Rain Gutter Glossary

Here is a glossary of words you should understand when researching rain gutter systems.

  • Drainage: A system of gutters and drainpipes that carry water away from the foundations of a house.
  • Drop Outlet: Formed piece that serves as the hole from which the water travels from the horizontal sections of the gutter to the downspout.
  • Elbow: A pre-finished angled piece for directing water flow.
  • End Cap: Flat, formed piece that is placed at the end of a gutter section.
  • Fascia: A flat board that runs horizontally along the eaves of a roof, typically capping the ends of the roof rafters to give the roof edge a more finished look and to provide a base for attaching gutters.
  • Gutters: Horizontal channels installed at the edge of a roof to carry rainwater or melted snow away from the house.
  • Hanger: Flat strap that is installed under the roofing material and which hold up the horizontal section of the gutter.
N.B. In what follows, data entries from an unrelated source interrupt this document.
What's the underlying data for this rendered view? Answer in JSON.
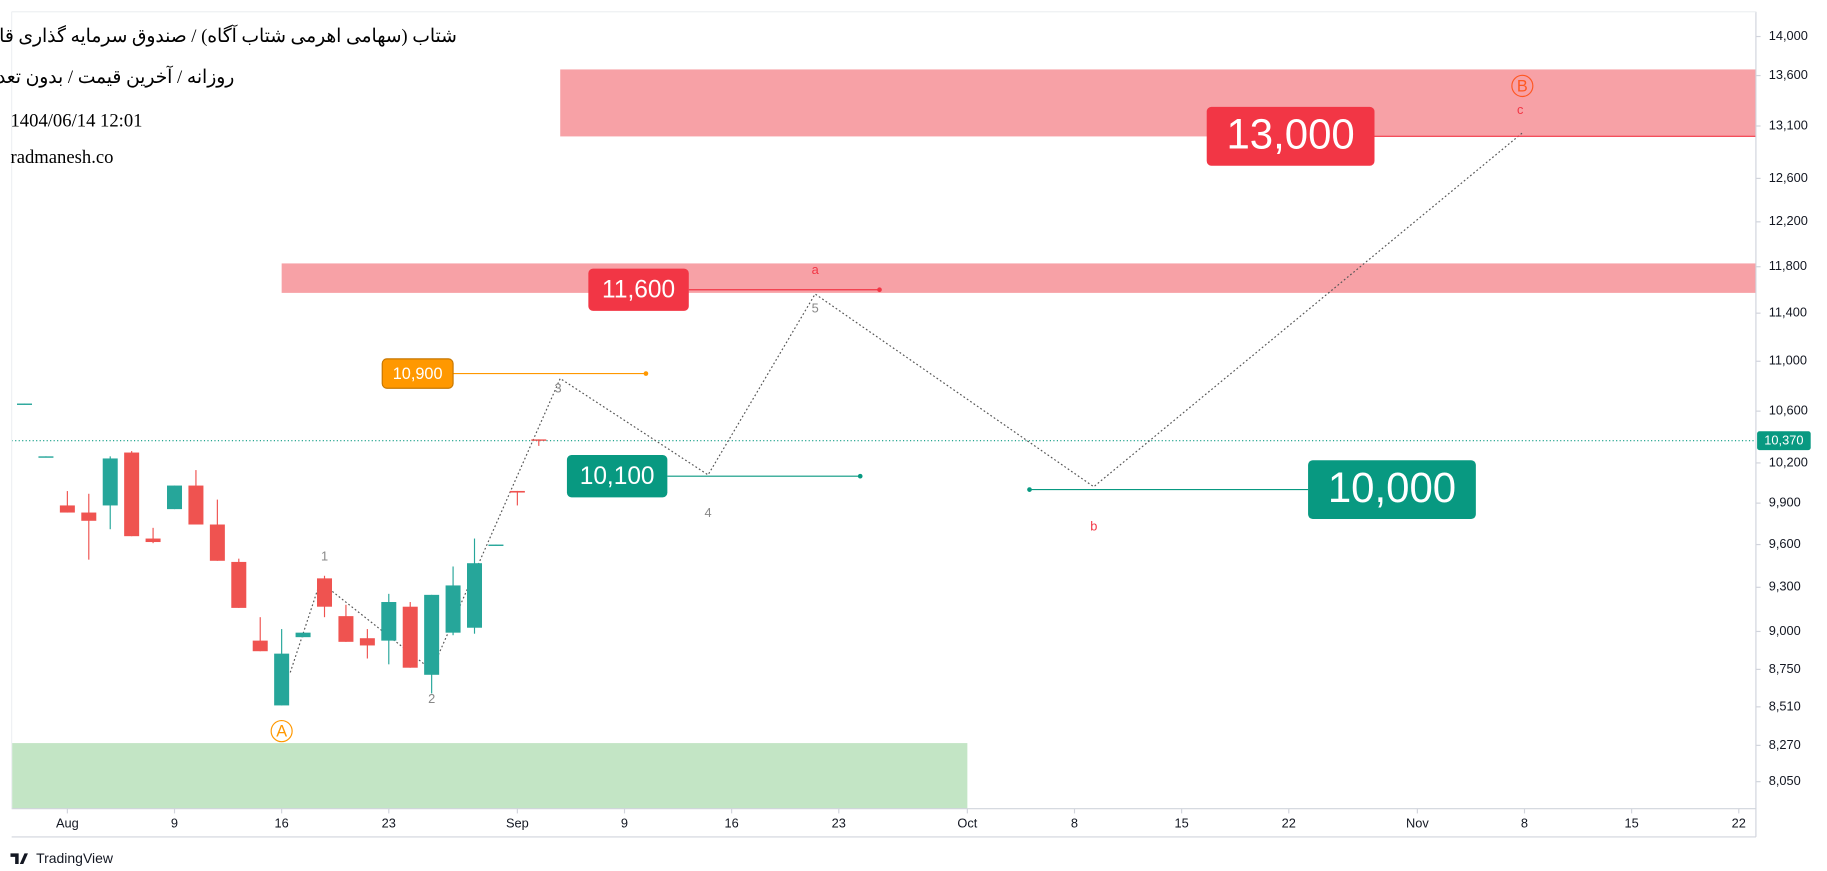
{
  "chart_data": {
    "type": "candlestick",
    "title": "شتاب (سهامی اهرمی شتاب آگاه) / صندوق سرمایه گذاری قابل معامله",
    "subtitle": "روزانه / آخرین قیمت / بدون تعدیل",
    "datetime": "1404/06/14 12:01",
    "source": "radmanesh.co",
    "branding": "TradingView",
    "up_color": "#26a69a",
    "down_color": "#ef5350",
    "log_scale": true,
    "x": [
      -2,
      -1,
      0,
      1,
      2,
      3,
      4,
      5,
      6,
      7,
      8,
      9,
      10,
      11,
      12,
      13,
      14,
      15,
      16,
      17,
      18,
      19,
      20,
      21,
      22
    ],
    "open": [
      10660,
      10250,
      9883,
      9831,
      9883,
      10279,
      9643,
      9856,
      10030,
      9744,
      9477,
      8939,
      8519,
      8962,
      9362,
      9103,
      8955,
      8939,
      9167,
      8715,
      8992,
      9025,
      9600,
      9990,
      10380
    ],
    "high": [
      10660,
      10250,
      9989,
      9969,
      10250,
      10290,
      9720,
      10030,
      10146,
      9926,
      9500,
      9096,
      9016,
      8992,
      9380,
      9180,
      9016,
      9255,
      9199,
      9248,
      9445,
      9643,
      9600,
      9990,
      10380
    ],
    "low": [
      10660,
      10250,
      9831,
      9493,
      9710,
      9660,
      9610,
      9856,
      9744,
      9485,
      9159,
      8869,
      8519,
      8962,
      9096,
      8931,
      8821,
      8783,
      8761,
      8595,
      8975,
      8985,
      9600,
      9883,
      10330
    ],
    "close": [
      10660,
      10250,
      9831,
      9771,
      10234,
      9660,
      9618,
      10030,
      9744,
      9485,
      9159,
      8869,
      8853,
      8992,
      9167,
      8931,
      8907,
      9199,
      8761,
      9248,
      9313,
      9468,
      9600,
      9978,
      10369
    ],
    "xlim": [
      -2.6,
      78.8
    ],
    "xticks": [
      {
        "value": 0,
        "label": "Aug"
      },
      {
        "value": 5,
        "label": "9"
      },
      {
        "value": 10,
        "label": "16"
      },
      {
        "value": 15,
        "label": "23"
      },
      {
        "value": 21,
        "label": "Sep"
      },
      {
        "value": 26,
        "label": "9"
      },
      {
        "value": 31,
        "label": "16"
      },
      {
        "value": 36,
        "label": "23"
      },
      {
        "value": 42,
        "label": "Oct"
      },
      {
        "value": 47,
        "label": "8"
      },
      {
        "value": 52,
        "label": "15"
      },
      {
        "value": 57,
        "label": "22"
      },
      {
        "value": 63,
        "label": "Nov"
      },
      {
        "value": 68,
        "label": "8"
      },
      {
        "value": 73,
        "label": "15"
      },
      {
        "value": 78,
        "label": "22"
      }
    ],
    "ylim": [
      7890,
      14260
    ],
    "yticks": [
      {
        "value": 14000,
        "label": "14,000"
      },
      {
        "value": 13600,
        "label": "13,600"
      },
      {
        "value": 13100,
        "label": "13,100"
      },
      {
        "value": 12600,
        "label": "12,600"
      },
      {
        "value": 12200,
        "label": "12,200"
      },
      {
        "value": 11800,
        "label": "11,800"
      },
      {
        "value": 11400,
        "label": "11,400"
      },
      {
        "value": 11000,
        "label": "11,000"
      },
      {
        "value": 10600,
        "label": "10,600"
      },
      {
        "value": 10200,
        "label": "10,200"
      },
      {
        "value": 9900,
        "label": "9,900"
      },
      {
        "value": 9600,
        "label": "9,600"
      },
      {
        "value": 9300,
        "label": "9,300"
      },
      {
        "value": 9000,
        "label": "9,000"
      },
      {
        "value": 8750,
        "label": "8,750"
      },
      {
        "value": 8510,
        "label": "8,510"
      },
      {
        "value": 8270,
        "label": "8,270"
      },
      {
        "value": 8050,
        "label": "8,050"
      }
    ],
    "last_price": {
      "value": 10370,
      "label": "10,370",
      "color": "#089981"
    },
    "zones": [
      {
        "x": [
          23,
          78.8
        ],
        "y": [
          12999,
          13662
        ],
        "color": "#f7a1a6"
      },
      {
        "x": [
          10,
          78.8
        ],
        "y": [
          11573,
          11829
        ],
        "color": "#f7a1a6"
      },
      {
        "x": [
          -2.6,
          42
        ],
        "y": [
          7890,
          8284
        ],
        "color": "#c3e5c5"
      }
    ],
    "levels": [
      {
        "value": 13000,
        "label": "13,000",
        "x": [
          61,
          78.8
        ],
        "color": "#f23645",
        "side": "left",
        "size": "large",
        "dot": false
      },
      {
        "value": 11600,
        "label": "11,600",
        "x": [
          29,
          37.9
        ],
        "color": "#f23645",
        "side": "left",
        "size": "medium",
        "dot": true
      },
      {
        "value": 10900,
        "label": "10,900",
        "x": [
          18,
          27
        ],
        "color": "#ff9800",
        "side": "left",
        "size": "small",
        "dot": true
      },
      {
        "value": 10100,
        "label": "10,100",
        "x": [
          28,
          37
        ],
        "color": "#089981",
        "side": "left",
        "size": "medium",
        "dot": true
      },
      {
        "value": 10000,
        "label": "10,000",
        "x": [
          44.9,
          57.9
        ],
        "color": "#089981",
        "side": "right",
        "size": "large",
        "dot": true
      }
    ],
    "wave": {
      "x": [
        10.4,
        11.8,
        17,
        23,
        29.9,
        34.9,
        47.9,
        67.9
      ],
      "y": [
        8730,
        9338,
        8746,
        10860,
        10110,
        11564,
        10021,
        13033
      ],
      "color": "#555555"
    },
    "wave_labels": [
      {
        "text": "1",
        "x": 12,
        "y": 9519,
        "color": "#888888",
        "circle": false
      },
      {
        "text": "2",
        "x": 17,
        "y": 8564,
        "color": "#888888",
        "circle": false
      },
      {
        "text": "3",
        "x": 22.9,
        "y": 10784,
        "color": "#888888",
        "circle": false
      },
      {
        "text": "4",
        "x": 29.9,
        "y": 9831,
        "color": "#888888",
        "circle": false
      },
      {
        "text": "5",
        "x": 34.9,
        "y": 11443,
        "color": "#888888",
        "circle": false
      },
      {
        "text": "a",
        "x": 34.9,
        "y": 11777,
        "color": "#f23645",
        "circle": false
      },
      {
        "text": "b",
        "x": 47.9,
        "y": 9735,
        "color": "#f23645",
        "circle": false
      },
      {
        "text": "c",
        "x": 67.8,
        "y": 13262,
        "color": "#f23645",
        "circle": false
      },
      {
        "text": "A",
        "x": 10,
        "y": 8358,
        "color": "#ff9800",
        "circle": true
      },
      {
        "text": "B",
        "x": 67.9,
        "y": 13496,
        "color": "#ff5722",
        "circle": true
      }
    ]
  }
}
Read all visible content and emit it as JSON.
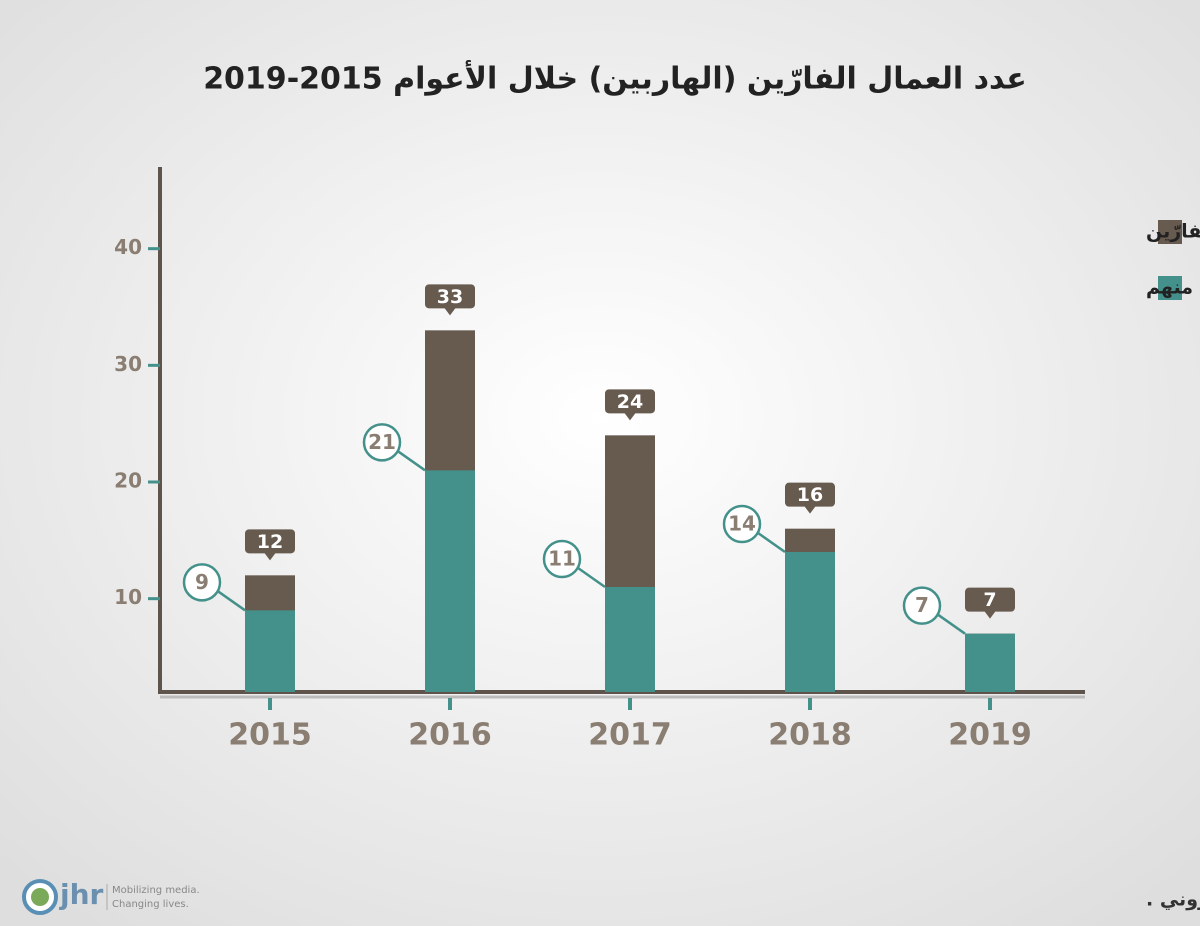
{
  "chart_data": {
    "type": "bar",
    "title": "عدد العمال الفارّين (الهاربين) خلال الأعوام 2015-2019",
    "categories": [
      "2015",
      "2016",
      "2017",
      "2018",
      "2019"
    ],
    "series": [
      {
        "name": "عدد العمال الفارّين",
        "color": "#675a4f",
        "values": [
          12,
          33,
          24,
          16,
          7
        ]
      },
      {
        "name": "عدد المصريين منهم",
        "color": "#43918a",
        "values": [
          9,
          21,
          11,
          14,
          7
        ]
      }
    ],
    "ylim": [
      2,
      47
    ],
    "yticks": [
      10,
      20,
      30,
      40
    ],
    "legend": "top-right",
    "source": "المصدر: وزارة العمل، مديرية تكنولوجيا المعلومات والتحول الإلكتروني .",
    "logo": {
      "name": "jhr",
      "tagline": [
        "Mobilizing media.",
        "Changing lives."
      ]
    }
  }
}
  • Inside Miter Box: A corner piece of the horizontal section that is deflected in.
  • Leader: A pipe that carries rainwater from the gutters to the ground, sewers, or wells.
  • Outside Miter Box: A corner piece of the horizontal section that is deflected out.
  • Pitch: The angle at which a horizontal section of gutter is tilted in order to force water to flow toward a downspout.
  • Run: Length of a horizontal section of gutter.
  • Splashblock: Plastic or concrete surface put under a downspout to direct water away from the house.
  • Strap: Flat hangers that are nailed into the house to hold the downspouts in place.